Brèves manifestations aussi à Anvers et Gand

Quelque 250 activistes ont tenu un concert de sifflets à Gand contre la politique climatique. L'action a eu lieu à la gare Saint-Pierre, où les jeunes prenaient ensuite le train pour rejoindre les autres participants de la grève mondiale pour le climat à Bruxelles.

La mobilisation a été importante ces derniers mois, mais l'on n'observe pourtant que peu de changement dans la politique, soulignaient ainsi les jeunes Gantois. En réponse, les activistes ont donc sorti vers 11h55 des sifflets, trompettes et autres instruments à vent pour lancer le signal que "le temps presse et qu'il faut travailler à une politique ambitieuse pour le climat et en même temps juste socialement". Pêle-mêle, les propositions et exigences étalées sur les calicots font référence à plus d'investissements dans les transports en commun, dans les circuits courts, les habitations durables et l'énergie renouvelable.

Quelque 700 autres activistes se sont rassemblés ce vendredi matin à Anvers, sur la Theaterplein, pour marcher jusqu'à la gare Centrale et ensuite se rendre à Bruxelles pour y participer à la deuxième "grève mondiale pour le climat". Sur le chemin, quelques centaines de jeunes supplémentaires ont rejoint la délégation anversoise.
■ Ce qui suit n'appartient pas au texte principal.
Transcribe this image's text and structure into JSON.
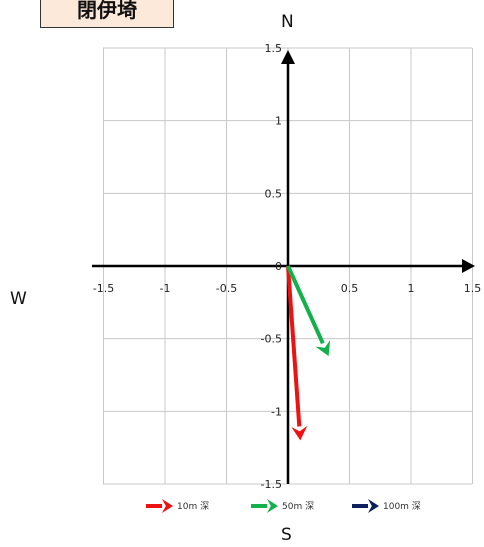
{
  "title": "閉伊埼",
  "compass": {
    "north": "N",
    "south": "S",
    "west": "W"
  },
  "colors": {
    "10m": "#ee1111",
    "50m": "#13b04b",
    "100m": "#0d1f5c",
    "grid": "#c8c8c8",
    "axis": "#000000"
  },
  "chart_data": {
    "type": "vector",
    "title": "閉伊埼",
    "xlim": [
      -1.5,
      1.5
    ],
    "ylim": [
      -1.5,
      1.5
    ],
    "x_ticks": [
      -1.5,
      -1,
      -0.5,
      0,
      0.5,
      1,
      1.5
    ],
    "y_ticks": [
      -1.5,
      -1,
      -0.5,
      0,
      0.5,
      1,
      1.5
    ],
    "x_tick_labels": [
      "-1.5",
      "-1",
      "-0.5",
      "0",
      "0.5",
      "1",
      "1.5"
    ],
    "y_tick_labels": [
      "-1.5",
      "-1",
      "-0.5",
      "0",
      "0.5",
      "1",
      "1.5"
    ],
    "grid": true,
    "legend_position": "bottom",
    "series": [
      {
        "name": "10m 深",
        "color": "#ee1111",
        "x": 0.1,
        "y": -1.2
      },
      {
        "name": "50m 深",
        "color": "#13b04b",
        "x": 0.33,
        "y": -0.62
      },
      {
        "name": "100m 深",
        "color": "#0d1f5c",
        "x": 0,
        "y": 0
      }
    ]
  }
}
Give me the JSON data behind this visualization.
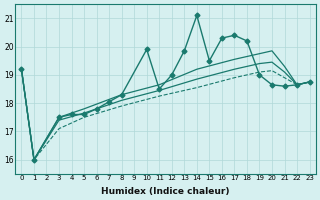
{
  "xlabel": "Humidex (Indice chaleur)",
  "background_color": "#d6f0f0",
  "line_color": "#1a7a6e",
  "grid_color": "#b0d8d8",
  "xlim": [
    -0.5,
    23.5
  ],
  "ylim": [
    15.5,
    21.5
  ],
  "yticks": [
    16,
    17,
    18,
    19,
    20,
    21
  ],
  "xticks": [
    0,
    1,
    2,
    3,
    4,
    5,
    6,
    7,
    8,
    9,
    10,
    11,
    12,
    13,
    14,
    15,
    16,
    17,
    18,
    19,
    20,
    21,
    22,
    23
  ],
  "series": [
    {
      "x": [
        0,
        1,
        3,
        4,
        5,
        6,
        7,
        8,
        10,
        11,
        12,
        13,
        14,
        15,
        16,
        17,
        18,
        19,
        20,
        21,
        22,
        23
      ],
      "y": [
        19.2,
        16.0,
        17.5,
        17.6,
        17.6,
        17.8,
        18.05,
        18.3,
        19.9,
        18.5,
        19.0,
        19.85,
        21.1,
        19.5,
        20.3,
        20.4,
        20.2,
        19.0,
        18.65,
        18.6,
        18.65,
        18.75
      ],
      "style": "solid",
      "marker": "D",
      "markersize": 2.5,
      "linewidth": 1.0,
      "zorder": 3
    },
    {
      "x": [
        0,
        1,
        3,
        5,
        8,
        11,
        14,
        17,
        19,
        20,
        21,
        22,
        23
      ],
      "y": [
        19.2,
        16.0,
        17.5,
        17.8,
        18.3,
        18.65,
        19.2,
        19.55,
        19.75,
        19.85,
        19.3,
        18.65,
        18.75
      ],
      "style": "solid",
      "marker": null,
      "markersize": 0,
      "linewidth": 0.9,
      "zorder": 2
    },
    {
      "x": [
        0,
        1,
        3,
        5,
        8,
        11,
        14,
        17,
        19,
        20,
        21,
        22,
        23
      ],
      "y": [
        19.2,
        16.0,
        17.4,
        17.65,
        18.1,
        18.45,
        18.85,
        19.2,
        19.4,
        19.45,
        19.1,
        18.65,
        18.75
      ],
      "style": "solid",
      "marker": null,
      "markersize": 0,
      "linewidth": 0.9,
      "zorder": 2
    },
    {
      "x": [
        0,
        1,
        3,
        5,
        8,
        11,
        14,
        17,
        19,
        20,
        21,
        22,
        23
      ],
      "y": [
        19.2,
        16.0,
        17.1,
        17.5,
        17.9,
        18.25,
        18.55,
        18.9,
        19.1,
        19.15,
        18.9,
        18.65,
        18.75
      ],
      "style": "dashed",
      "marker": null,
      "markersize": 0,
      "linewidth": 0.8,
      "zorder": 2
    }
  ]
}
Contre l'avis de la police, les jeunes ont bloqué durant une dizaine de minutes des rues du centre, perturbant la circulation et les transports en commun. Le rassemblement anversois était une initiative de Youth for Climate et Students for Climate, des mouvements d'étudiants du secondaire et du supérieur qui se sont créés ces derniers mois pour exiger une action politique bien plus ambitieuse en matière climatique.

D'autres organisations ont apporté leur soutien, dont les Grands-parents pour le climat, Hart boven Hard et Greenpeace. L'auteur Jeroen Olyslaegers et les politiques Yasmine Kherbache (SP.A) et Kristof Calvo (Groen) ont été vus dans le cortège vendredi matin dans la métropole anversoise.